The donor-advised fund data problem happens when a DAF gift is recorded under the sponsoring organization, but the individual donor’s relationship to the gift is not reflected clearly in reporting, segmentation, or retention analysis.
How do DAF gifts distort nonprofit donor retention metrics?
DAF gifts can distort retention metrics because many nonprofit systems rely on hard-credit transaction data. If the DAF sponsor receives the hard credit and the individual donor only receives a soft credit, that donor may appear lapsed or inactive in standard reporting.
Should a DAF gift be hard credited to the individual donor?
No, the hard credit for the gift must remain with the DAF sponsoring entity because the charitable deduction legally belongs to the DAF sponsor. The individual donor should typically be connected through a soft credit, recognition credit, or another reportable relationship in the database.
How can nonprofits improve DAF donor reporting?

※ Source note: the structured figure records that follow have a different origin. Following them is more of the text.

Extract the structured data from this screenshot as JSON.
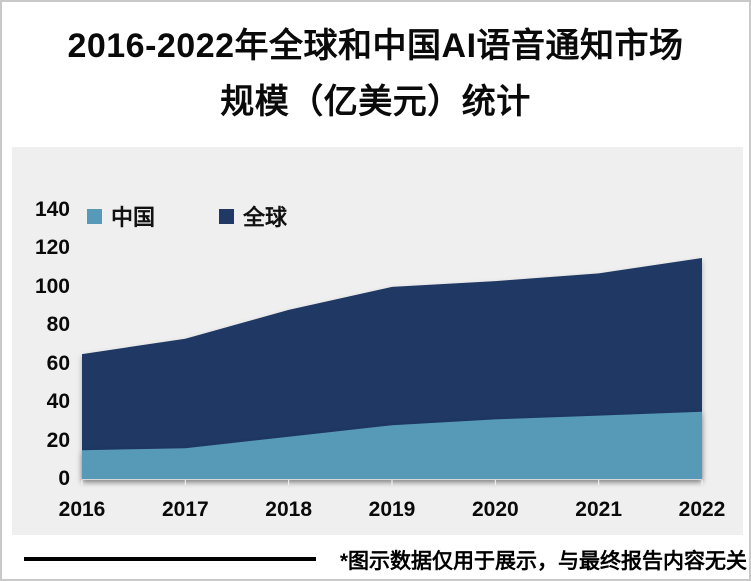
{
  "title": {
    "line1": "2016-2022年全球和中国AI语音通知市场",
    "line2": "规模（亿美元）统计"
  },
  "footnote": "*图示数据仅用于展示，与最终报告内容无关",
  "colors": {
    "china": "#569AB8",
    "global": "#1F3864",
    "panel_bg": "#EFEFEF",
    "text": "#0A0A0A",
    "baseline": "#D9D9D9",
    "tick": "#F7F7F7"
  },
  "chart_data": {
    "type": "area",
    "title": "2016-2022年全球和中国AI语音通知市场规模（亿美元）统计",
    "categories": [
      "2016",
      "2017",
      "2018",
      "2019",
      "2020",
      "2021",
      "2022"
    ],
    "series": [
      {
        "key": "china",
        "name": "中国",
        "values": [
          15,
          16,
          22,
          28,
          31,
          33,
          35
        ]
      },
      {
        "key": "global",
        "name": "全球",
        "values": [
          65,
          73,
          88,
          100,
          103,
          107,
          115
        ]
      }
    ],
    "xlabel": "",
    "ylabel": "",
    "ylim": [
      0,
      140
    ],
    "yticks": [
      0,
      20,
      40,
      60,
      80,
      100,
      120,
      140
    ],
    "grid": false,
    "legend_position": "top-left"
  }
}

Nonprofits can improve DAF donor reporting by flagging DAF gifts consistently, connecting each gift to the individual donor when donor information is available, ensuring soft credits flow into retention and segmentation reporting, and analyzing DAF donors as a distinct audience.
Why should nonprofits build a separate strategy for DAF donors?
DAF donors are often highly intentional, loyal, and valuable. Treating them as a distinct audience allows nonprofits to better understand their giving patterns, steward them appropriately, and make more accurate decisions about donor retention, major gift cultivation, and long-term revenue strategy.